What we got last week — and what we can expect again tonight, I'm afraid — was something quite different. Several times in Florida the president asserted, mantra-like, that Kerry's criticisms of his handling of the war undermined our troops and the effort against terrorism; but the president was never pushed to explain how. Similarly, Kerry's assertion that his positions on the war were consistent and tied to evolving events was left unexplained and untested.

It is particularly regrettable that these events are taking place at universities. Universities are, because of their nature, among the last institutions in American society where a commitment to rigorous discourse is retained. They are modern sanctuaries for dialogue — free, unbridled and unconstrained discourse in which claims are examined, confirmed, deepened or replaced. Had last week's encounter been a real debate, a university would have been the ideal setting; as it is, it is ironic that a respected university like Miami is reduced (through no fault of its own, I might add) to providing auditorium space.

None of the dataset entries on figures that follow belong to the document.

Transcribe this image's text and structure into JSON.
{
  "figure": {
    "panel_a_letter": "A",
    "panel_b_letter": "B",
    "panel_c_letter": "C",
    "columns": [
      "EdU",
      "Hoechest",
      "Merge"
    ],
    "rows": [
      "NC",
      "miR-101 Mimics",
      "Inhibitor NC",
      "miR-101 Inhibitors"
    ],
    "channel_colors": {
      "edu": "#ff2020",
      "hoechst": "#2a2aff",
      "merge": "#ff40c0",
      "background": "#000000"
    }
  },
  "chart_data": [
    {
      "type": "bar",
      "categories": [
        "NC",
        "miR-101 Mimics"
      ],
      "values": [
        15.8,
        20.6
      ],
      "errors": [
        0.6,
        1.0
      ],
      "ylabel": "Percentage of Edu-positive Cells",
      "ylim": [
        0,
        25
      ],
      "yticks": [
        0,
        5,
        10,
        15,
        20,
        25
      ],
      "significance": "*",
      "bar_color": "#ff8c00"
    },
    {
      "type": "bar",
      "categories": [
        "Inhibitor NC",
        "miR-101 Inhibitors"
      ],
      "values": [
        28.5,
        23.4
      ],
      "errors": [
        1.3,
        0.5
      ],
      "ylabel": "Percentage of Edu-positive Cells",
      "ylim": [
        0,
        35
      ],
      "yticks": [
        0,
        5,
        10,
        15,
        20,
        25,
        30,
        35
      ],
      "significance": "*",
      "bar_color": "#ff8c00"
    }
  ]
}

It is time for a change. We should make federal campaign funds available only if candidates participate in a true debate. The ground rules should be determined by a neutral commission, so that we don't end up with side-by-side news conferences. If a candidate refuses to debate, it should trigger additional funding for his or her opponent and free television airtime. Moreover, the rules of the debate must be changed to make it more competitive and less staged. There should be extended rounds of exploration for each question, and the candidates should have the right to cross-examine one another.

As viewers, and as citizens, we have a right to expect the debates to do more than provide a platform for simple, sound-bite-driven, focus-group-derived positions and a few lame jokes. We have a right to expect a format that illuminates each candidate's positions and offers an opportunity to examine the wisdom of those positions, that lets us see whether those positions can withstand the scrutiny of his opponent, and that demonstrates whether each presidential aspirant can extend a defense of his position with precision and depth.